Abstract: In this talk, I will present some recent results on the bilinear control of some partial differential equations. Our geometric technique, based on "Lie bracket" arguments and actions of diffeomorphisms groups on densities, permit to give new information on (and in some cases completely characterize) the minimum time needed for global approximate controllability. We shall focus on Schrödinger and wave equations posed on tori or euclidean spaces, but such techniques actually apply to many other PDE systems posed on a general manifold with bilinear or linear structure in the control such as heat equation, transport equations along Hamiltonian fields, spin-coupled Schrödinger equations, and also transport equations appearing in deep learning architectures.
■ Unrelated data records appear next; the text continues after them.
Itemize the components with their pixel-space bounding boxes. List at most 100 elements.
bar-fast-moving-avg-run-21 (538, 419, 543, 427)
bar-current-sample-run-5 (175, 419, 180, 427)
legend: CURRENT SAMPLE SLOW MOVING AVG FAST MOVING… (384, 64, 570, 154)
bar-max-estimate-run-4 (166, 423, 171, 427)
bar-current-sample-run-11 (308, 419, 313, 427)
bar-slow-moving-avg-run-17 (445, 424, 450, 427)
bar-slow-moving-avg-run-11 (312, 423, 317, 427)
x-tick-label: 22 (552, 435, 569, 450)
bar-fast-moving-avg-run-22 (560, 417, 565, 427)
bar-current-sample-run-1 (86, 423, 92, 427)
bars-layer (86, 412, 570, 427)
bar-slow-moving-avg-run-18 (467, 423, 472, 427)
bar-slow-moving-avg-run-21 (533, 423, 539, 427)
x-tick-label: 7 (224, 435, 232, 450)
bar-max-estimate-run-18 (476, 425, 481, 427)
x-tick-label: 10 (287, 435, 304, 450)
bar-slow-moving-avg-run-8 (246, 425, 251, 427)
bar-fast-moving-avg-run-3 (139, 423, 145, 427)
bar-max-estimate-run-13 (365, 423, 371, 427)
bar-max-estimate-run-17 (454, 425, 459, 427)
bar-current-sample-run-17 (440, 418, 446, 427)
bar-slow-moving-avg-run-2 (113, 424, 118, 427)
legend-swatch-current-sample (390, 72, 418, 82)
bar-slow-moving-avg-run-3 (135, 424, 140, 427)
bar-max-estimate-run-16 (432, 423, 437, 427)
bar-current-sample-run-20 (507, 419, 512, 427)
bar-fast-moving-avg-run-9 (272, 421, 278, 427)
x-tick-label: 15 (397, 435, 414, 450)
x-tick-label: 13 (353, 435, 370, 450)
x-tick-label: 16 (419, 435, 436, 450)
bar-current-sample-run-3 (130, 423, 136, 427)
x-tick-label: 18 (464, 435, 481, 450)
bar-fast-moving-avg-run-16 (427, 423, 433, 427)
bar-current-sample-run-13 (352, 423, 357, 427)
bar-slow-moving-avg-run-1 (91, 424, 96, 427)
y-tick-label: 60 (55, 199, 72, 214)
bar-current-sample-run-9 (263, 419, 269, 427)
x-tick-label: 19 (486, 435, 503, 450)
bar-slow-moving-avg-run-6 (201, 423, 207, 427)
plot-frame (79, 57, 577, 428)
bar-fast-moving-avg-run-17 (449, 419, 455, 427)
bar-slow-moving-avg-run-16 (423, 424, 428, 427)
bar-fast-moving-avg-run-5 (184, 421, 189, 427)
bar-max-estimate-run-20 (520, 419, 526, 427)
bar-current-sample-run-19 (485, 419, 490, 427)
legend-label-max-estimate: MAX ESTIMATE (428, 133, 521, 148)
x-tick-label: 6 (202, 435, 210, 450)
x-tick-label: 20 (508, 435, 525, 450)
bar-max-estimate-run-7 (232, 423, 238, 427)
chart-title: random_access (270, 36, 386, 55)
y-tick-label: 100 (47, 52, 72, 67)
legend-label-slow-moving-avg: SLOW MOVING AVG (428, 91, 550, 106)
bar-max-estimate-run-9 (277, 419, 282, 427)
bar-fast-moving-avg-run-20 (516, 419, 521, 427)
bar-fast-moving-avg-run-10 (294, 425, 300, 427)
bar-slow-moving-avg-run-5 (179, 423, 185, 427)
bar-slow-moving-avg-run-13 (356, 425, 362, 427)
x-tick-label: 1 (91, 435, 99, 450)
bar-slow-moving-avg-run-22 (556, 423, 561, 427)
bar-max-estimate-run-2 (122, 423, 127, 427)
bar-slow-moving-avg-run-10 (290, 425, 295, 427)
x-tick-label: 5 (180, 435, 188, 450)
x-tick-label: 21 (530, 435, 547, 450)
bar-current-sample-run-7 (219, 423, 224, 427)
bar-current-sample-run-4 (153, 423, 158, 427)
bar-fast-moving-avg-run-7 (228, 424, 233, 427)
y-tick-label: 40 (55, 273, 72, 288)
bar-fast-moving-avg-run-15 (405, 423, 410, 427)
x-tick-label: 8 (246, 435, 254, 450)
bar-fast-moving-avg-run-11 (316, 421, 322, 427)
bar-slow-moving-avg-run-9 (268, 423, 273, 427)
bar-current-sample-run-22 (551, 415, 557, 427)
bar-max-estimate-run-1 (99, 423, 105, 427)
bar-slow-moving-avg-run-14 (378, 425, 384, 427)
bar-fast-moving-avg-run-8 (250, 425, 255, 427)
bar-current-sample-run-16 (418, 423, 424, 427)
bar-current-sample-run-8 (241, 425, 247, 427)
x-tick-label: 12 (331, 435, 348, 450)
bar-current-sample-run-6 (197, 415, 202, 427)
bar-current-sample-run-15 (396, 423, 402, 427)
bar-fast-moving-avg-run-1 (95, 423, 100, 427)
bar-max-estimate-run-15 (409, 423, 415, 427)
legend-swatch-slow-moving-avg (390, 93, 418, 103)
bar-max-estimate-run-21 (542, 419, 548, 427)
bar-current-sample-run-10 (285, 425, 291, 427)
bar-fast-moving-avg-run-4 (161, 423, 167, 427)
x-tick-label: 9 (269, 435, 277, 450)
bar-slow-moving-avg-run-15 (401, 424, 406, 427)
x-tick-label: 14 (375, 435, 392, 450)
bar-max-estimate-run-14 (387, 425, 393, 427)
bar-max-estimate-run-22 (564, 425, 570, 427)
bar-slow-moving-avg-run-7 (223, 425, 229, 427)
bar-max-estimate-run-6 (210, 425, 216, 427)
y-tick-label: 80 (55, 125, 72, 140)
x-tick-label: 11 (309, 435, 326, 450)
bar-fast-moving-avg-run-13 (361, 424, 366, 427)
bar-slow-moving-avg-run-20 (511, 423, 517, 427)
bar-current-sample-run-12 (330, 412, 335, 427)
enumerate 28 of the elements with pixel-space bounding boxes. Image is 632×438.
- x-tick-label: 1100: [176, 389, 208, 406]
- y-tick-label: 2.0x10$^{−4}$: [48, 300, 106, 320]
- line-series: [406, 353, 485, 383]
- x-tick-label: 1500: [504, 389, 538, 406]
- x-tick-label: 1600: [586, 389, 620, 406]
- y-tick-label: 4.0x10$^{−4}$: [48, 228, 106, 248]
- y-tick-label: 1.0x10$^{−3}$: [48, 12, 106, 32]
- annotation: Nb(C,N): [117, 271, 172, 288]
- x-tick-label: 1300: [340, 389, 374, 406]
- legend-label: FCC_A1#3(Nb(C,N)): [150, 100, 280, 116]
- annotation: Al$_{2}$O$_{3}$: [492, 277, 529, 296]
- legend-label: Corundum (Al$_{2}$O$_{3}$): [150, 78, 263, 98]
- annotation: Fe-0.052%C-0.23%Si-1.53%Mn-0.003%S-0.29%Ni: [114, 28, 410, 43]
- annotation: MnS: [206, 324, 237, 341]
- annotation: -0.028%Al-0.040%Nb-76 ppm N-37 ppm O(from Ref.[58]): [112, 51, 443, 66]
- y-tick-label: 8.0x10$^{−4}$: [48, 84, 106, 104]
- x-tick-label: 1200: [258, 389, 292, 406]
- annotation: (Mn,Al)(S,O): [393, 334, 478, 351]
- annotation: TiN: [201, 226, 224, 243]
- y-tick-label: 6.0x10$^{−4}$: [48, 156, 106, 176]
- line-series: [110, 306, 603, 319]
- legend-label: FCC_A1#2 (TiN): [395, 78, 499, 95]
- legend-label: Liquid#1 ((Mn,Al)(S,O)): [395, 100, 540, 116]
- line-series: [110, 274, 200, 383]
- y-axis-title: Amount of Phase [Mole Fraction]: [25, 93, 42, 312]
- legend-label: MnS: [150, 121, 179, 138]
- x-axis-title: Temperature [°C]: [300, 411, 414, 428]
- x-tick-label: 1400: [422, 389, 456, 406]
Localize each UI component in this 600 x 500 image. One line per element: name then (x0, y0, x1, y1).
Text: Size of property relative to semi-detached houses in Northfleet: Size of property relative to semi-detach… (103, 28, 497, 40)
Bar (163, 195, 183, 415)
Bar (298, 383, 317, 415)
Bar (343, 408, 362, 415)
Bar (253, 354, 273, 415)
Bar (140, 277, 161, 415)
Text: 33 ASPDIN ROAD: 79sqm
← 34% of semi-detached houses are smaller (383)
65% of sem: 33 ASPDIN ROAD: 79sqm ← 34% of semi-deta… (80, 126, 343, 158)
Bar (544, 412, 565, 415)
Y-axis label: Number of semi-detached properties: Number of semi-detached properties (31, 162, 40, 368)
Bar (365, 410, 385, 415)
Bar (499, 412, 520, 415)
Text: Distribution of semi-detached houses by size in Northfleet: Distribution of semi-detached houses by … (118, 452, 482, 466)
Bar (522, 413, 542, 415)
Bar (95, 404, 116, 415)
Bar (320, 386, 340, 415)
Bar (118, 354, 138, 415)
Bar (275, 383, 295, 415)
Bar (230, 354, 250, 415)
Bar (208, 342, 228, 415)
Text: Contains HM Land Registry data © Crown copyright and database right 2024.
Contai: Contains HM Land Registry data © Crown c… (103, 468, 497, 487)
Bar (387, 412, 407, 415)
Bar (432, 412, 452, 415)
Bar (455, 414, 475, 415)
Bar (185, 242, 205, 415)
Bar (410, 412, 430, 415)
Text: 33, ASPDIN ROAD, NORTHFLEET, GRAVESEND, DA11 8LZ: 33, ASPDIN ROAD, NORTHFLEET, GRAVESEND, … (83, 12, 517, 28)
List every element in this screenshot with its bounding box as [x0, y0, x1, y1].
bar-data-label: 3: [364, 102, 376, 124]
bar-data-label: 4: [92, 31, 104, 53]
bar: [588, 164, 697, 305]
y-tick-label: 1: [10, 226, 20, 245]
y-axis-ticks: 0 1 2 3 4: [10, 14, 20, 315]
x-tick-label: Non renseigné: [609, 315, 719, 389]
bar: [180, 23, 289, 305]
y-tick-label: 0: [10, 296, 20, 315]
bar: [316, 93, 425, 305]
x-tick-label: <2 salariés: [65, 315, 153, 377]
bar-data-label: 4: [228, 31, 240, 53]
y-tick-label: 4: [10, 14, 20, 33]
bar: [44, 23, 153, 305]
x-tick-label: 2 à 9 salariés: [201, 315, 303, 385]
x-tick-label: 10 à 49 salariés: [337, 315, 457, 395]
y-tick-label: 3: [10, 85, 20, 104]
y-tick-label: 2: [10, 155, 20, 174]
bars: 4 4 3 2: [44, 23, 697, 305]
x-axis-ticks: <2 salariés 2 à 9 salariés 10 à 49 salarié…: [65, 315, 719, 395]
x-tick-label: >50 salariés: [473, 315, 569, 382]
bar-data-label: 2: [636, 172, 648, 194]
A common hypothesis we made on those systems, is to consider controls supported only on a finite-dimensional subspace.
In particular, in the talk we will see that (i) for some Schrödinger equations the minimum control time for global L^2-approximate controllability is zero, independently of the initial state of the system, and (ii) for some wave equations the minimum control time for global H^1 x L^2-approximate controllability coincides with the maximum radius of a ball contained in the zero set of the initial state.
The strategy to proof (i) consists in decoupling the control of the Schrödinger equation into the control of two equations: an Hamilton-Jacobi equation for the angular phase, and a Liouville transport equation for the radial density, associated to the wavefunction. Our contribution is the control of the radial density thanks to a link with the control of the group of diffeomorphisms of the underlying torus or euclidean space. Such link is a consequence of a celebrated theorem of Jürgen Moser.
The talk will be based on the article [1] and the preprint [2] in collaboration with Karine Beauchard and Thomas Perrin (École Normale Supérieure de Rennes, France).
[1] Karine Beauchard, Eugenio Pozzoli; Small-time approximate controllability of bilinear Schrödinger equations and diffeomorphisms. Ann. Inst. Henri Poincaré C Anal. Non Linéaire (2025), published online first.
[2] Karine Beauchard, Thomas Perrin, Eugenio Pozzoli; Approximate controllability of a bilinear wave equation and minimum time. (2026) Preprint on arXiv and HAL.